While the deadline was missed, many legislators remain optimistic that they will reach an agreement and pass a Farm Bill this year. Lucas says, “Anything is possible,” and Senate Agriculture Committee Chairman Debbie Stabenow (D-MI) added that staff discussions continued even after the legislators adjourned their last negotiation session.
The bill is being held up by disagreement over provisions in the commodity title and cuts to the food stamps program.
Why the push to get the bill passed before year-end? According to a recent Whitehouse report, “Failure to pass a new Farm Bill before January 1, 2014 raises concerns that provisions of so-called ‘permanent law’ [provisions from the Agriculture Adjustment Act of 1938 and the Agricultural Act of 1949] would resume.” These provisions would require USDA to support dairy prices at “parity level,’ which is nearly twice the current price and would lead to a near doubling of the consumer price of milk.
While not part of the web of contention or draconian consequences, major water issues are part of the Farm Bill. Both the House and Senate version include a provision that would establish a National Drought Council to develop a National Drought Policy Action Plan. Among the Council’s responsibilities would be delineating and integrating federal agency responsibilities for “drought preparedness, mitigation, research, risk management, training and emergency relief.” The council would be directed to integrate its work with state, regional, local, tribal and private groups and would be charged with evaluating existing federal drought program. A report would due to Congress on an annual basis with a final report due seven years from the date the bill is enacted.
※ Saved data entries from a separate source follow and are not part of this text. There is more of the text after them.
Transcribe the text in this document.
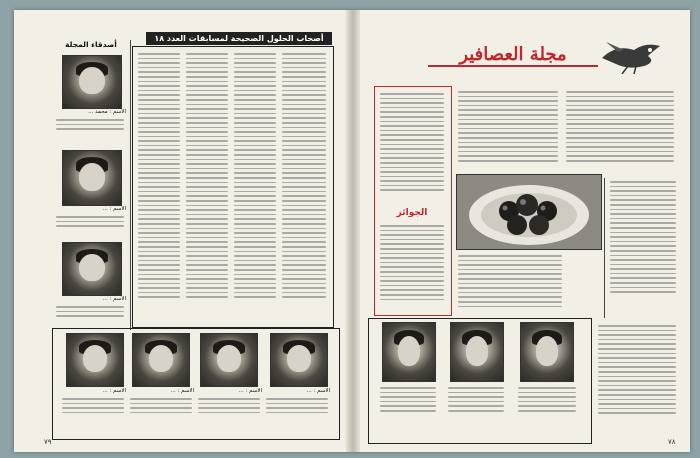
أصحاب الحلول الصحيحة لمسابقات العدد ١٨
أصدقاء المجلة
الاسم : محمد ...
الاسم : ...
الاسم : ...
الاسم : ...	الاسم : ...	الاسم : ...	الاسم : ...
٧٩
مجلة العصافير
الجوائز
٧٨
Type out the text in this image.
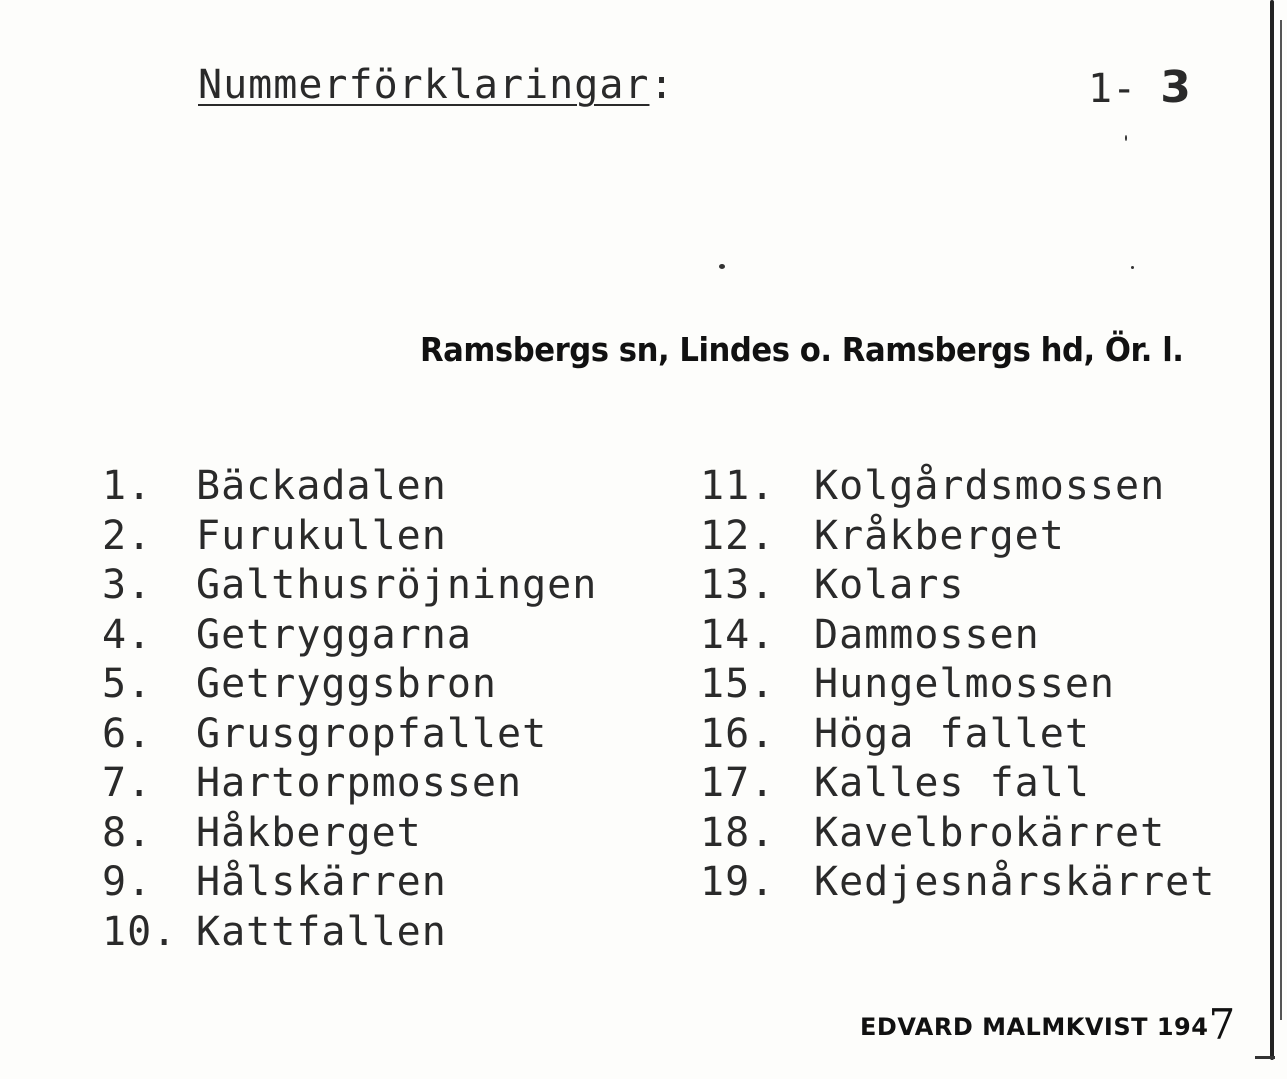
Nummerförklaringar:	1- 3
Ramsbergs sn, Lindes o. Ramsbergs hd, Ör. l.
1. Bäckadalen
2. Furukullen
3. Galthusröjningen
4. Getryggarna
5. Getryggsbron
6. Grusgropfallet
7. Hartorpmossen
8. Håkberget
9. Hålskärren
10. Kattfallen
11. Kolgårdsmossen
12. Kråkberget
13. Kolars
14. Dammossen
15. Hungelmossen
16. Höga fallet
17. Kalles fall
18. Kavelbrokärret
19. Kedjesnårskärret
EDVARD MALMKVIST 1947
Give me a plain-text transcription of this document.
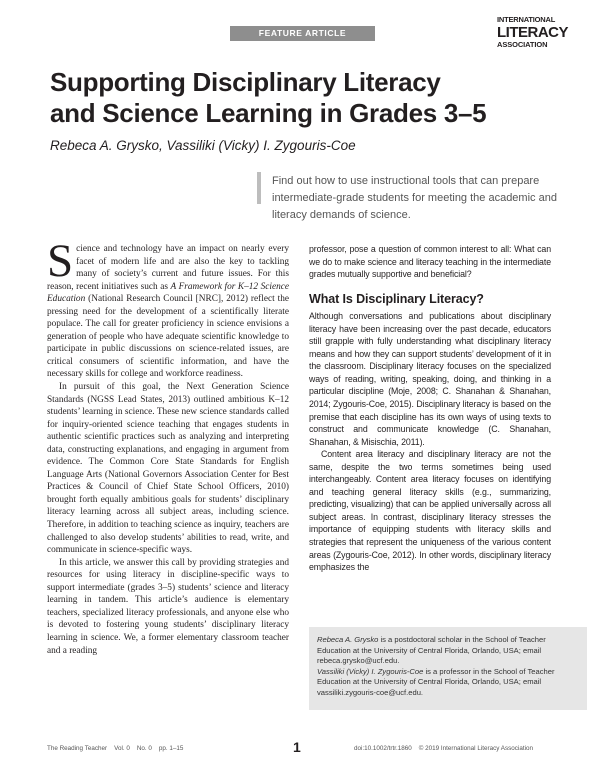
FEATURE ARTICLE
INTERNATIONAL
LITERACY
ASSOCIATION
Supporting Disciplinary Literacy
and Science Learning in Grades 3–5
Rebeca A. Grysko, Vassiliki (Vicky) I. Zygouris-Coe
Find out how to use instructional tools that can prepare intermediate-grade students for meeting the academic and literacy demands of science.

Science and technology have an impact on nearly every facet of modern life and are also the key to tackling many of society’s current and future issues. For this reason, recent initiatives such as A Framework for K–12 Science Education (National Research Council [NRC], 2012) reflect the pressing need for the development of a scientifically literate populace. The call for greater proficiency in science envisions a generation of people who have adequate scientific knowledge to participate in public discussions on science-related issues, are critical consumers of scientific information, and have the necessary skills for college and workforce readiness.

In pursuit of this goal, the Next Generation Science Standards (NGSS Lead States, 2013) outlined ambitious K–12 students’ learning in science. These new science standards called for inquiry-oriented science teaching that engages students in authentic scientific practices such as analyzing and interpreting data, constructing explanations, and engaging in argument from evidence. The Common Core State Standards for English Language Arts (National Governors Association Center for Best Practices & Council of Chief State School Officers, 2010) brought forth equally ambitious goals for students’ disciplinary literacy learning across all subject areas, including science. Therefore, in addition to teaching science as inquiry, teachers are challenged to also develop students’ abilities to read, write, and communicate in science-specific ways.

In this article, we answer this call by providing strategies and resources for using literacy in discipline-specific ways to support intermediate (grades 3–5) students’ science and literacy learning in tandem. This article’s audience is elementary teachers, specialized literacy professionals, and anyone else who is devoted to fostering young students’ disciplinary literacy learning in science. We, a former elementary classroom teacher and a reading

professor, pose a question of common interest to all: What can we do to make science and literacy teaching in the intermediate grades mutually supportive and beneficial?

What Is Disciplinary Literacy?

Although conversations and publications about disciplinary literacy have been increasing over the past decade, educators still grapple with fully understanding what disciplinary literacy means and how they can support students’ development of it in the classroom. Disciplinary literacy focuses on the specialized ways of reading, writing, speaking, doing, and thinking in a particular discipline (Moje, 2008; C. Shanahan & Shanahan, 2014; Zygouris-Coe, 2015). Disciplinary literacy is based on the premise that each discipline has its own ways of using texts to construct and communicate knowledge (C. Shanahan, Shanahan, & Misischia, 2011).

Content area literacy and disciplinary literacy are not the same, despite the two terms sometimes being used interchangeably. Content area literacy focuses on identifying and teaching general literacy skills (e.g., summarizing, predicting, visualizing) that can be applied universally across all subject areas. In contrast, disciplinary literacy stresses the importance of equipping students with literacy skills and strategies that represent the uniqueness of the various content areas (Zygouris-Coe, 2012). In other words, disciplinary literacy emphasizes the

Rebeca A. Grysko is a postdoctoral scholar in the School of Teacher Education at the University of Central Florida, Orlando, USA; email rebeca.grysko@ucf.edu.

Vassiliki (Vicky) I. Zygouris-Coe is a professor in the School of Teacher Education at the University of Central Florida, Orlando, USA; email vassiliki.zygouris-coe@ucf.edu.

The Reading Teacher Vol. 0 No. 0 pp. 1–15	1	doi:10.1002/trtr.1860 © 2019 International Literacy Association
Water is also heavily addressed in the Conservation and Rural Development titles, which include the establishment or extension and authorization of programs that provide financial offsets for water conservation for water protections, watershed rehabilitation and wetlands, as well as authorization for grants for rural water development and maintenance of water wells for low and moderate income families in rural communities.